A preliminary ex vivo diffusion tensor imaging study of distinct aortic morphologies

Abstract

Changes in the microstructure of the aortic wall precede the progression of various aortic pathologies, including aneurysms and dissection. Current clinical decisions with regards to surgical planning and/or radiological intervention are guided by geometric features, such as aortic diameter, since clinical imaging lacks tissue microstructural information. The aim of this proof-of-concept work is to investigate a non-invasive imaging method, diffusion tensor imaging (DTI), in ex vivo aortic tissue to gain insights into the microstructure. This study examines healthy, aneurysm and a type B chronic dissection aortae, via DTI. DTI-derived metrics, such as the fractional anisotropy, mean diffusivity, helical angle and tractography, were examined in each morphology. The results from this work highlighted distinct differences in fractional anisotropy (healthy, 0.24 ± 0.008; aneurysmal, 0.19 ± 0.002; dissected, 0.13 ± 0.006) and a larger variation in the helical angle in the dissected aorta compared to healthy (39.28 ± 11.93° vs. 26.12 ± 4.60°, respectively). These differences were validated by histological characterisation. This study demonstrates the sensitivity of DTI to pathological changes in aortic tissue, highlighting the potential of this methodology to provide improved clinical insight.
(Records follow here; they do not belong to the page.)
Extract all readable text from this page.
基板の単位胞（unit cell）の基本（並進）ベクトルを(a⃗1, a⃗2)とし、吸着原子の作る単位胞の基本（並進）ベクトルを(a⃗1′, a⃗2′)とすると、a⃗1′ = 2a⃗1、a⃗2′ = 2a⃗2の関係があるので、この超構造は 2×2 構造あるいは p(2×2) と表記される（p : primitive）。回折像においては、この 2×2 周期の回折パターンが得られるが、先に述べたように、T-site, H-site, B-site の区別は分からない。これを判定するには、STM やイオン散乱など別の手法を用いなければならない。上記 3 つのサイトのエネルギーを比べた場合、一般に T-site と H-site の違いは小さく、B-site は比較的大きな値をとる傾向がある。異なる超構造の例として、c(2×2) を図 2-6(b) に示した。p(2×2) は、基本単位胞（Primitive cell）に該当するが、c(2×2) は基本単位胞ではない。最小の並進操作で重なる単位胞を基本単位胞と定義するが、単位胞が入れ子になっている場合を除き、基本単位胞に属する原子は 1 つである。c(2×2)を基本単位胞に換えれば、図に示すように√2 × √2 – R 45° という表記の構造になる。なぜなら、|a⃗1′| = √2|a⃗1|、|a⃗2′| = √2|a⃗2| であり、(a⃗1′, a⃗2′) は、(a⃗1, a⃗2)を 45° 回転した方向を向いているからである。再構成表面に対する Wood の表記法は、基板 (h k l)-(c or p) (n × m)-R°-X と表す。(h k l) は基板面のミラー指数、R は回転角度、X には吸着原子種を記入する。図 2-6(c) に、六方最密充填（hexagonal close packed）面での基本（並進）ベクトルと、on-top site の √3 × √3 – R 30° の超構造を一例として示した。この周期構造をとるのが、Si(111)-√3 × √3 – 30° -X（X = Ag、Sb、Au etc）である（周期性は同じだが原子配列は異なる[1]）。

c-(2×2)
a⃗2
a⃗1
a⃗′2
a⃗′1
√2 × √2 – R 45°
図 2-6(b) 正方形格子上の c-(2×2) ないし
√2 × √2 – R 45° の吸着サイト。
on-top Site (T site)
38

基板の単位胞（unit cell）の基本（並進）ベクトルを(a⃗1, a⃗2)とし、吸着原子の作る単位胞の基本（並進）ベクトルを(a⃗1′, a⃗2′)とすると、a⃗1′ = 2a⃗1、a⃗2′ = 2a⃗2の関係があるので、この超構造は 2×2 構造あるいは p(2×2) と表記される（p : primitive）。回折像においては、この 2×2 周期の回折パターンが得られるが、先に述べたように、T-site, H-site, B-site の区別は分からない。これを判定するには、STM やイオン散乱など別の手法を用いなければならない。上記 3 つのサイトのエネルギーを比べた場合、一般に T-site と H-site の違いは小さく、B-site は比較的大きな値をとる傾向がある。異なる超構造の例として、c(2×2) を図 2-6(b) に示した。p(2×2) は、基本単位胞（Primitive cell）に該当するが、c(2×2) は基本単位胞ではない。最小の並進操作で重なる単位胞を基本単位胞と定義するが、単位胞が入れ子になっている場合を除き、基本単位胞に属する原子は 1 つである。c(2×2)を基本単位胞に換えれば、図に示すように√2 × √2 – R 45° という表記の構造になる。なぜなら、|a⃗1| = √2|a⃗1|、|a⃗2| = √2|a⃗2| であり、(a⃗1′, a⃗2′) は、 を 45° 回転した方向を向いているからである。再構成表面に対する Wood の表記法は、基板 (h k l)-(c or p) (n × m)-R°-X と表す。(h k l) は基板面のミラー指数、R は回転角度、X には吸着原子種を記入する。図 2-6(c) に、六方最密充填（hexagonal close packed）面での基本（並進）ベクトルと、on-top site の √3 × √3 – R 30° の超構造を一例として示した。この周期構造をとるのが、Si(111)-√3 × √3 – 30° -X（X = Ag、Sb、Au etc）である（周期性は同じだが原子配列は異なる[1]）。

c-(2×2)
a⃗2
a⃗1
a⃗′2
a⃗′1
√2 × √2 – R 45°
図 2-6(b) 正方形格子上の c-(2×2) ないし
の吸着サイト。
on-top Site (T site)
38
Keywords: aneurysm; aortic disease; diffusion tensor imaging; dissection; magnetic resonance imaging.

FIGURE 1

Example Masson's Trichrome stained cross‐sections of the (a) healthy and (b, c) thoracic aortic aneurysmal segments. Scale bars are 200 μm.

FIGURE 2

Example Masson's Trichrome stained cross‐section of the complex diseased descending thoracic aortic segments. T1‐weighted MRI image highlights where the histological images are representing. The true lumen and false lumen locations are highlighted in grey text; however the false lumen is not visualised here. Scale bars are 500 μm.

FIGURE 3

H&E, Verhoeff's elastin and picrosirius red (brightfield and polarised light microscopy) images of TAA sample 1.

FIGURE 4

H&E, Verhoeff's elastin and picrosirius red (brightfield and polarised light microscopy) images of TAA sample 2.

FIGURE 5

DTI metrics across three separate aortic morphologies. Parametric maps of (a) fractional anisotropy (FA) and (b) mean diffusivity (MD). (c–e) Violin plots of (c) FA, (b) MD, and (c) helical angle (HA). Dashed lines within the violin are the median and each data point is the mean metric per MR slice; n = 5 slices for healthy, n = 18 slices for TAA1 and TAA2, and n = 31 slices for TBAD. (f) Distinct regions within a chronic dissected aorta were looked at – the media (M, blue), dissected media (DM, yellow), septum (S, green) and luminal thrombus (LT, in red). (f, i–iii) Violin plots of the DTI‐derived metrics for each slice within each region. The dashed line in each plot is the average metric for healthy aorta.

FIGURE 6

Tractography of aortic samples. Three views for the (a) healthy, (b, c) thoracic aortic aneurysmal and (d) type B dissected aortic samples. Red‐green tractography corresponds to circumferential orientation while blue represents more axial. White arrows in point to areas of less densely packed tracts in the aneurysmal samples (b, c) and to the septum (middle row) and false lumen (bottom row) in the TBAD sample (d).